Looking at the roster of German players you have a roster with few weaknesses, the main spine of which will be in place for at least the next World Cup cycle. On defense, only the 30-year old Lahm will need to be replaced: Manuel Neuer is 28, Benedikt Hoewedes 26 and Matt Hummels 25. Bastian Schweinsteiger, aged 29, is the only midfielder one can expect to be cycled out by 2018. Don't forget 25-year old Marco Reus, arguably one of the most talented members of this generation of German players, missed the entire tournament with an injury. Then you've got guys like Julian Draxler (not yet 21), Matthias Ginter (20) and Erik Durm (22), who made the team for Brazil but didn't play much or at all. Among forwards, Miroslav Klose will likely not play much longer for the national team beyond perhaps a well-deserved sendoff game, but if anybody can fill his shoes it is Goetze, whose class was on full display in the winning goal. Andre Schuerrle is top-notch as well, as Chelsea fans can attest. And of course don't forget that Thomas Mueller, who turns 25 in September, led German goalscorers in Brazil and has a legitimate shot at breaking Klose's record of 16 World Cup goals if he stays healthy. Just in case the Germans needed additional help, there are forwards like Kevin Volland, who turns 22 this year and scored 11 goals for Hoffenheim last season, or Philipp Hofmann, a 21-year old in the employ of FC Kaiserslautern who stands 6'5 and scored 13 goals in 26 appearances for German youth national teams, according to his Wikipedia page. While we're on the topic of budding German stars, it bears noting that Liverpool just signed 20-year old Emre Can, a midfield product of Bayern Munich's youth sides who started for Bayer Leverkusen last season. And we'd be remiss not to mention Leon Goretzka, the 19-year old Schalke midfielder, who has already been capped at the senior level and is said to model his game after Toni Kroos.

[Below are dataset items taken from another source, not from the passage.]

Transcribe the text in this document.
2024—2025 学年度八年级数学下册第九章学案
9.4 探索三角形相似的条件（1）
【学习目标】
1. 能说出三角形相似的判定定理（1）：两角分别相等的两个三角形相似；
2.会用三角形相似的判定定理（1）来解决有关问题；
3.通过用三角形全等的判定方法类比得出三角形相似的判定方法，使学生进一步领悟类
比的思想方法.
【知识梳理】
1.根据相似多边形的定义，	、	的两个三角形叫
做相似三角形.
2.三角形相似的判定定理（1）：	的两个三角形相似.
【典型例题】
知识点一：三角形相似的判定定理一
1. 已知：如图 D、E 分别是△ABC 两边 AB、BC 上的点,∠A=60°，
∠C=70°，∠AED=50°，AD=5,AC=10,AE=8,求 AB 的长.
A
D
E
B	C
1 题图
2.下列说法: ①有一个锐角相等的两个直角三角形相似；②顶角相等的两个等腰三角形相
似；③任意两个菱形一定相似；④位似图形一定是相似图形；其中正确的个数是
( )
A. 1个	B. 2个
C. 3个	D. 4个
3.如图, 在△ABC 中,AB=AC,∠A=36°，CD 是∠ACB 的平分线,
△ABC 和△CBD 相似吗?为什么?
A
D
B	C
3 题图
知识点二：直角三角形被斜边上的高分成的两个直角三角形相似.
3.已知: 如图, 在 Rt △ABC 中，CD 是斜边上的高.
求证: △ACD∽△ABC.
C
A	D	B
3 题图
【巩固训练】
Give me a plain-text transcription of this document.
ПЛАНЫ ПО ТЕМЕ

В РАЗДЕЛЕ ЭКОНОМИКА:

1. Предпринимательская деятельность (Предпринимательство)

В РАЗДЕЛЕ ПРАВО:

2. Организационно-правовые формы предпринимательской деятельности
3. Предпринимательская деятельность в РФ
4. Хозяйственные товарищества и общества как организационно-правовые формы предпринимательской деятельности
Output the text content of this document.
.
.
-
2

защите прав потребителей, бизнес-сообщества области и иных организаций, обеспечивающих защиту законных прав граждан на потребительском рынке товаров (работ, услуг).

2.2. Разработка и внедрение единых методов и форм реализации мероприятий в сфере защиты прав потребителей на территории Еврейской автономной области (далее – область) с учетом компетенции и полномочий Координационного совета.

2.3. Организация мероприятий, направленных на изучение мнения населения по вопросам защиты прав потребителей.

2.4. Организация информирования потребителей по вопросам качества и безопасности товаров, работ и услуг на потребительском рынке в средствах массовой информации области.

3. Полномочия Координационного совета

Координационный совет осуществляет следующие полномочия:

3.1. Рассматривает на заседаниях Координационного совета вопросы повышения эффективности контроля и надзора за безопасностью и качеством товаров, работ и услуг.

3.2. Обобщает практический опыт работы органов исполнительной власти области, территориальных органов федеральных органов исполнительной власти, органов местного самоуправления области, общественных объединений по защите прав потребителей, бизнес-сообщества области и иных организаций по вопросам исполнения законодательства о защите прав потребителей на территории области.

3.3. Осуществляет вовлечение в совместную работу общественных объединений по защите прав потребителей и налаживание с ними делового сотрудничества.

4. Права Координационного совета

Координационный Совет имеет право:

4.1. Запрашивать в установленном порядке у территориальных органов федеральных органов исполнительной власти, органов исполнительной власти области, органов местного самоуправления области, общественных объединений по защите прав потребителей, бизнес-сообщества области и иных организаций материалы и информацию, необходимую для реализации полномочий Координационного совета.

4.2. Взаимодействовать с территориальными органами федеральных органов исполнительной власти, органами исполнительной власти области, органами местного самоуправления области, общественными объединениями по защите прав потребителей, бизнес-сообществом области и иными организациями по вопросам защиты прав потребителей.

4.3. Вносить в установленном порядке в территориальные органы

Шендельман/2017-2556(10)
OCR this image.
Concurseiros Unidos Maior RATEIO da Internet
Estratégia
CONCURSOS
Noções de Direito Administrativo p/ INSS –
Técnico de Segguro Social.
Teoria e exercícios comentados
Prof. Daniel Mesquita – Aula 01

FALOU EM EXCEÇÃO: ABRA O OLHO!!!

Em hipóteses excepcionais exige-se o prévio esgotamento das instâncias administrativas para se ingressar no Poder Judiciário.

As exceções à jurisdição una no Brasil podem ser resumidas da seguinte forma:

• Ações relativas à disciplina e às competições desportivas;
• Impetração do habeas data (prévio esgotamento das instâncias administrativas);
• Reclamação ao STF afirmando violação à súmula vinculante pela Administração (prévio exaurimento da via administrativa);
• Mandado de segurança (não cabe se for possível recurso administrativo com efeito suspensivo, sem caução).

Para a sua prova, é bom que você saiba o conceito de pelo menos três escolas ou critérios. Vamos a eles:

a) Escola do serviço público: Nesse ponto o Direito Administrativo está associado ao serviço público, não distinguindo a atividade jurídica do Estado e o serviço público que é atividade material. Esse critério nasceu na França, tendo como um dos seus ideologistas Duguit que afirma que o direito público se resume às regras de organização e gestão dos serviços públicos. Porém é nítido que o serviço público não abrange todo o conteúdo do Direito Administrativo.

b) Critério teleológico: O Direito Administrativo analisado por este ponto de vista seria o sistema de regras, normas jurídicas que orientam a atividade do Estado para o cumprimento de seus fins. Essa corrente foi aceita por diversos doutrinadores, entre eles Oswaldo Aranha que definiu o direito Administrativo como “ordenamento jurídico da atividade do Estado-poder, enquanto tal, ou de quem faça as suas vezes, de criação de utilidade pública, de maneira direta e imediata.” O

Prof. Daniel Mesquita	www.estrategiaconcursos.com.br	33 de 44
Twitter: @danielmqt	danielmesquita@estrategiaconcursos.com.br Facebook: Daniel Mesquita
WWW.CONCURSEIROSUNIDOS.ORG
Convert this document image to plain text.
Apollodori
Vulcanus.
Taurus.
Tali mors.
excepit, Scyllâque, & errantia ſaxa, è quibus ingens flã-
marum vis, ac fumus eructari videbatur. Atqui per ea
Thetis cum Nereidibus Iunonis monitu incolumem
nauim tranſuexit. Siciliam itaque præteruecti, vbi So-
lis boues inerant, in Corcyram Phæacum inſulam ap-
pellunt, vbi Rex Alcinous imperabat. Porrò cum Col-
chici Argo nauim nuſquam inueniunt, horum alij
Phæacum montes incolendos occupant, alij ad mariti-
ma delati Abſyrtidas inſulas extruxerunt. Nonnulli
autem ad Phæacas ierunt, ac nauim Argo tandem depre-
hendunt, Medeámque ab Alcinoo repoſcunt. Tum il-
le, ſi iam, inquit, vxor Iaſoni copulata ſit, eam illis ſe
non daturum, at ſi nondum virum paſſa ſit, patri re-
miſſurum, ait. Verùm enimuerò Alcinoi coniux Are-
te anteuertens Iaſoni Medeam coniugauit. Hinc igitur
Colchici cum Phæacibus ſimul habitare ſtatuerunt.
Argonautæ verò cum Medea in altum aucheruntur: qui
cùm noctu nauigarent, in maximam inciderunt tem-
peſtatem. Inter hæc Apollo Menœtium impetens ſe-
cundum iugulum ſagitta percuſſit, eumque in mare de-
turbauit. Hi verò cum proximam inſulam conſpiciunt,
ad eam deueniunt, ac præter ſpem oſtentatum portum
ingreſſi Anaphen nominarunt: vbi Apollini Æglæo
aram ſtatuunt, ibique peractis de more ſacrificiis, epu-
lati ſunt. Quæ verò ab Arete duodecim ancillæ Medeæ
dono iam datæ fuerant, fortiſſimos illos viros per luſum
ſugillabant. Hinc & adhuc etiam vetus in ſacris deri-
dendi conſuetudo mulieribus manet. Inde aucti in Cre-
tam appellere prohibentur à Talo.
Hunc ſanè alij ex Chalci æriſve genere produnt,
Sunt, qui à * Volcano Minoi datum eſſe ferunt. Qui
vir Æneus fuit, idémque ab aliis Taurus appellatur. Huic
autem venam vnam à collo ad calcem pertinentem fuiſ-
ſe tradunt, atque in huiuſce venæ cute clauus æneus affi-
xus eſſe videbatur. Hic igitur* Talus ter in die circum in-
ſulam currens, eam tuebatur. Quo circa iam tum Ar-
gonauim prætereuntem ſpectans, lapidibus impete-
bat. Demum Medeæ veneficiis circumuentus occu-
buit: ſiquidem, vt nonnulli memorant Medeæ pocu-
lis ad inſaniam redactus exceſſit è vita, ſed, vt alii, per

Of course a lot can still go wrong to derail the German machine on its path to generational dominance. The last time Germany won a World Cup, in 1990, no less a figure than Franz Beckenbauer predicted they would be unbeatable for a decade. We all know how that turned out (Spoiler alert! Germany were hardly unbeatable and in fact succumbed in the quarterfinals at the next two World Cups, though they did win the Euro 96). Still, it would take a brave man to bet against Germany, at the very least in the euro 2016 tournament in France. The only European team that was at all impressive this World Cup, the Netherlands, rely on two players (Arjen Robben and Wesley Sneijder) already in the tail end of their careers. The others looked weak or worse. It's hard to see how Germany will have any serious European competition by 2016. After that it's just as questionable if anybody will emerge on the world stage: Brazil has been plunged into an existential crisis that will take at least a few cycles to recover from. Argentina will have to rebuild around somebody other than Lionel Messi, who anyway isn't all that great as we now know. Maybe Colombia can mount a challenge? Maybe Italy or France or Spain will be able to reload? Or maybe the challenger will come from somewhere else, entirely unexpected. The point is this: the top of the world soccer pyramid is now firmly occupied by the German national team. It will take a lot to wrest it away from them.